Ze wil nog één keer naar de zolder, daar waar zij met haar zusjes speelde tussen kisten met kleding en oud speelgoed. Als ze de deur naar de zoldertrap opendoet schieten er een paar muizen langs haar. Van schrik klapt ze deur weer dicht. Langzaam gaat ze trap af waar ooit een prachtige rode loper met blinkende koperen roeden had gelegen. Ze kan het niet langer aanzien dat dit huis in driekwart jaar zo verwaarloosd is. Geen geur van zeep, boenwas en de aanwezigheid van geliefde personen. In de keuken staat een raam open. Op de grond ligt naar binnen gewaaid afval.

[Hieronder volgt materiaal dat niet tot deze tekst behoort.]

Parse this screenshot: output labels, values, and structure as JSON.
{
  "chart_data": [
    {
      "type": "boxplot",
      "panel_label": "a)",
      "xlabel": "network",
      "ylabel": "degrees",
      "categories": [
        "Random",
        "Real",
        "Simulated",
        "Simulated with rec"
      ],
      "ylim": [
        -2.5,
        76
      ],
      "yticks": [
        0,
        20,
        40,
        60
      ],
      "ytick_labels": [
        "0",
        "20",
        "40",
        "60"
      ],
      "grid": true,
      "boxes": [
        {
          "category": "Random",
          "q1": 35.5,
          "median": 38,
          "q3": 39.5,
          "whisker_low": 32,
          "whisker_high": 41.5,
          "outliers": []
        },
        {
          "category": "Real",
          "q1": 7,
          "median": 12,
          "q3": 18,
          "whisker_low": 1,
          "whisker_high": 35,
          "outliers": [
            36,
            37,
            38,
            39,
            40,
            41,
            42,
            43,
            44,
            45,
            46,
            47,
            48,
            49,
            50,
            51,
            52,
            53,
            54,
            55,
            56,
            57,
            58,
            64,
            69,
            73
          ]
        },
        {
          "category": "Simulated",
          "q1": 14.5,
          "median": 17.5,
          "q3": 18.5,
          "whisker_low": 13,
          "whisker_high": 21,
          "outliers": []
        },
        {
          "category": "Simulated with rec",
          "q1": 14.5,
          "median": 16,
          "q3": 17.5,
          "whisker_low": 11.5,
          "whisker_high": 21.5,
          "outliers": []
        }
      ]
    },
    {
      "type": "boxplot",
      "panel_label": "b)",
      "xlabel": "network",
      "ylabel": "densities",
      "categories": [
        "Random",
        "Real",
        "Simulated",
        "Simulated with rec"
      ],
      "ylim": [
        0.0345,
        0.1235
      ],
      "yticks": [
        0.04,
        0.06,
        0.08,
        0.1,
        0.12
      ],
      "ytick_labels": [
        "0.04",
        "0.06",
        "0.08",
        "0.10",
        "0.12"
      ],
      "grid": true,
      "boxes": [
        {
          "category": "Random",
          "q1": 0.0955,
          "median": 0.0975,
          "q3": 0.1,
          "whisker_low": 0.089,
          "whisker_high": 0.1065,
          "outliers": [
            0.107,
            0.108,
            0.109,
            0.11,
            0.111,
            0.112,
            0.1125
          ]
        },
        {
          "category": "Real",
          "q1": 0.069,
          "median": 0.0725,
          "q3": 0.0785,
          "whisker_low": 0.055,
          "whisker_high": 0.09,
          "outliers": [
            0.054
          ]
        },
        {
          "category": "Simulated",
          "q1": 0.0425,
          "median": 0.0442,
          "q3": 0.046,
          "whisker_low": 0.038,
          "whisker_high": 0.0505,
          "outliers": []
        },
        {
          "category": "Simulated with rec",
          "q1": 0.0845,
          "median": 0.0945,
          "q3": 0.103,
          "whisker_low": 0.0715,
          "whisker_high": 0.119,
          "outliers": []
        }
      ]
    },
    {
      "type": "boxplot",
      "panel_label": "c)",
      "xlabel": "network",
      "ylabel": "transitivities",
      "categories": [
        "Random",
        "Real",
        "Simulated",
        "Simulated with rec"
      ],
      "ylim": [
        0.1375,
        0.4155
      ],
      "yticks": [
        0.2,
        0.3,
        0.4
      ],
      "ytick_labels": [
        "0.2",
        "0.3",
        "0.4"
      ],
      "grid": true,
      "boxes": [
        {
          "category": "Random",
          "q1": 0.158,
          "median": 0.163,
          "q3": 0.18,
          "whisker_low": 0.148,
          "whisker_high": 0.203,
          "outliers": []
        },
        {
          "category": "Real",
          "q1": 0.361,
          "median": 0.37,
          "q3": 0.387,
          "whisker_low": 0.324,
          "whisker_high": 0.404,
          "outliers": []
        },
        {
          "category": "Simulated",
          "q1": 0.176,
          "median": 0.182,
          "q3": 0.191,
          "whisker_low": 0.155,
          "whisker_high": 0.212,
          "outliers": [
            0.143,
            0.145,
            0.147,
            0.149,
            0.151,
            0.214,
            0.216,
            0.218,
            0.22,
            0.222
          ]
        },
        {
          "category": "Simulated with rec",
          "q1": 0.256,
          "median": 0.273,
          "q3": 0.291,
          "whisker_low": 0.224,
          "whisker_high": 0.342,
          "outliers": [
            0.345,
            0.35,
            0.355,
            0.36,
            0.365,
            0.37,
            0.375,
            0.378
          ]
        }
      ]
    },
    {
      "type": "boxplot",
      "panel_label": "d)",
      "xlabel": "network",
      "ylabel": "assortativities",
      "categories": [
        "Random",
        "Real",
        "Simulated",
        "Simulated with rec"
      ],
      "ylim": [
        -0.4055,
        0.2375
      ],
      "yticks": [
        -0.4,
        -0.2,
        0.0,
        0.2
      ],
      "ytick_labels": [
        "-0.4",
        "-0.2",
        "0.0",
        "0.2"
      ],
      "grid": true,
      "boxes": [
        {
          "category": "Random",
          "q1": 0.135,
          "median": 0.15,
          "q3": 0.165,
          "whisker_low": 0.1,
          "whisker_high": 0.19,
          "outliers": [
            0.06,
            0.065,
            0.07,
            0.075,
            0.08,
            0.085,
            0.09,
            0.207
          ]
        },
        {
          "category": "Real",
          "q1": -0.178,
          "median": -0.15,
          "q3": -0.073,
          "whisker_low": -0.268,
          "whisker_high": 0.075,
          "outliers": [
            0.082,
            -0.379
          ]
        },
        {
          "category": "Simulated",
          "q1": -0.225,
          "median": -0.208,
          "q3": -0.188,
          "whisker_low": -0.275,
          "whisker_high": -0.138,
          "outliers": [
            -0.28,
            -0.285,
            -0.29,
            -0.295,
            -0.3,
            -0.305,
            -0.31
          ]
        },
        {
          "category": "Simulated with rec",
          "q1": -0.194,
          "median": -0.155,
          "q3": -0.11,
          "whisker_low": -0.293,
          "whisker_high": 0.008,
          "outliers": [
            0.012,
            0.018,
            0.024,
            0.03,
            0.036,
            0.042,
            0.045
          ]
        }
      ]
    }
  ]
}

Ze hoort de bel en opent de voordeur. Voor haar staat een keurig geklede man die haar meewarig aankijkt. “Juffrouw, goedemorgen, u bent …… ?” “Ja dat ben ik. En u bent van de bank en komt de sleutel van dit huis halen? Komt u verder.” Hij loopt achter haar aan naar de suite. Ook hier ziet ze de wanorde. Het prachtige parket is besmeurd. Verfblikken staan in een hoek. Ze vraagt zich af hoe die daar gekomen zijn. In de open haard ligt verbrand papier. Een mengeling van haat en woede voelt ze in zich opkomen. Handen zaten aan hun eigendommen, mensen waren in dit huis en maakten het zich naar de zin. Ze draait zich met een ruk om en geeft bibberend de sleutels aan de man. Met lood in de schoenen loopt ze door de lange marmeren gang naar de voordeur.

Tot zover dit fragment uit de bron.